Les sciences humaines et sociales connaissent des problématiques différentes. Le caractère plus théorique des recherches et la moindre dépendance aux infrastructures matérielles rendent plus difficile la justification des refus sur des bases objectives. Dans un arrêt remarqué, la CAA de Bordeaux (15 novembre 2016, n° 14BX03146) a annulé le refus d’inscription d’un candidat en philosophie, considérant que l’appréciation portée sur l’originalité de son projet relevait d’un jugement de valeur insuffisamment étayé.
Les écoles doctorales pluridisciplinaires présentent des défis particuliers. La jurisprudence montre que les commissions d’admission doivent réunir des compétences adaptées au projet évalué. Dans une décision du TA de Nancy (7 mars 2019, n° 1702834), le juge a sanctionné une école doctorale qui avait rejeté un projet interdisciplinaire sans avoir consulté d’experts dans l’une des disciplines concernées.
Les particularités institutionnelles
Le statut de l’établissement influence la nature du contentieux. Les universités publiques, soumises pleinement au droit administratif, offrent un cadre de recours bien établi. En revanche, les établissements privés ou les grandes écoles jouissent parfois d’une marge de manœuvre plus grande dans leurs procédures de sélection.
Les cotutelles internationales de thèse ajoutent une couche de complexité. Lorsqu’un refus intervient dans ce cadre, la question du droit applicable et de la juridiction compétente peut se poser. Dans une affaire tranchée par le Conseil d’État (18 mai 2018, n° 416664), les juges ont considéré que le refus émanant de la partie française d’une cotutelle relevait bien du juge administratif français, indépendamment des procédures engagées à l’étranger.
Face à ces particularités, les stratégies de recours doivent être adaptées :
- Dans les disciplines expérimentales, exiger des preuves concrètes des contraintes matérielles alléguées
- En sciences humaines, contester les appréciations subjectives en sollicitant des expertises contradictoires
- Dans les projets interdisciplinaires, vérifier la composition des commissions d’évaluation
- Pour les cotutelles, identifier clairement l’autorité décisionnaire et le droit applicable
La médiation académique peut s’avérer particulièrement efficace dans certains contextes disciplinaires. Les médiateurs, souvent issus du monde universitaire, disposent d’une compréhension fine des enjeux propres à chaque discipline et peuvent faciliter un dialogue constructif avant l’engagement d’un contentieux formel.
Vers une reconnaissance du droit à la recherche : perspectives et recommandations
L’évolution du contentieux relatif aux refus d’inscription en doctorat s’inscrit dans un mouvement plus large de reconnaissance d’un véritable droit à la recherche. Cette notion émergente, à l’intersection du droit à l’éducation et de la liberté académique, pourrait transformer durablement le cadre juridique des études doctorales.

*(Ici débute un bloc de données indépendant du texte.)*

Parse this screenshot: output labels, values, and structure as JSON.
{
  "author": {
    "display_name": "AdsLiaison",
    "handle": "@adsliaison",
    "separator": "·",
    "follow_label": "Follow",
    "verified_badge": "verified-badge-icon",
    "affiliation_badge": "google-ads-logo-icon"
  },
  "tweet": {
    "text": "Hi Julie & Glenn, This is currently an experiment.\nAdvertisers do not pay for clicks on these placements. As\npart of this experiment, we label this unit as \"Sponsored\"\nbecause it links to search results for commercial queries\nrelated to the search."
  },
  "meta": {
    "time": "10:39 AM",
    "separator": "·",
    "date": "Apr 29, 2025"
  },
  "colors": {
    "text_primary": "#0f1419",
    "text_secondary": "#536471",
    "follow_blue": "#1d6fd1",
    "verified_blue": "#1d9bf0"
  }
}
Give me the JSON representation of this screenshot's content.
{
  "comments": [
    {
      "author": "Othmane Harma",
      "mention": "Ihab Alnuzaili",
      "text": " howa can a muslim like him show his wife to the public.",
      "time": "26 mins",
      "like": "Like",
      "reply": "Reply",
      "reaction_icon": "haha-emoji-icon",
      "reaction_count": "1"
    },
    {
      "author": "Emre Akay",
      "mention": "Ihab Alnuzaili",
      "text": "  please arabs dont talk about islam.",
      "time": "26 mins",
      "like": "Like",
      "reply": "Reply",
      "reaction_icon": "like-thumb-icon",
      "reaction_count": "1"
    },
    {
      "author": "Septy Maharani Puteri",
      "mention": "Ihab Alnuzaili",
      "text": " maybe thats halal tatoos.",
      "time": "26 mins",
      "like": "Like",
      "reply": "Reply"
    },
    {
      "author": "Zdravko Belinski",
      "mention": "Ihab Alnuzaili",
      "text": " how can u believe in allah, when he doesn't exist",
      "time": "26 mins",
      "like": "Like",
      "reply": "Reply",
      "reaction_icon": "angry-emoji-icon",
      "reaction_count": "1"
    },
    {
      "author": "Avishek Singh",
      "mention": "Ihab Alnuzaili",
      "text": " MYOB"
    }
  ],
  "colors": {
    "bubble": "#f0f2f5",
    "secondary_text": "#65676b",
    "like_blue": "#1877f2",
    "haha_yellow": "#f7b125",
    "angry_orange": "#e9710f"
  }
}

La Charte européenne du chercheur, adoptée par la Commission européenne en 2005, reconnaît que « les chercheurs en début de carrière devraient établir des relations structurées et régulières avec leurs directeurs de thèse » et bénéficier de conditions équitables d’accès à la formation. Ce texte, bien que non contraignant, inspire progressivement les juridictions nationales.
Le Conseil constitutionnel français, dans sa décision n° 2020-810 DC du 21 décembre 2020, a reconnu l’indépendance des enseignants-chercheurs comme principe fondamental, lequel implique nécessairement une certaine liberté dans le choix des thématiques de recherche. Par extension, cette jurisprudence pourrait fonder un droit d’accès aux formations doctorales pour les étudiants qualifiés.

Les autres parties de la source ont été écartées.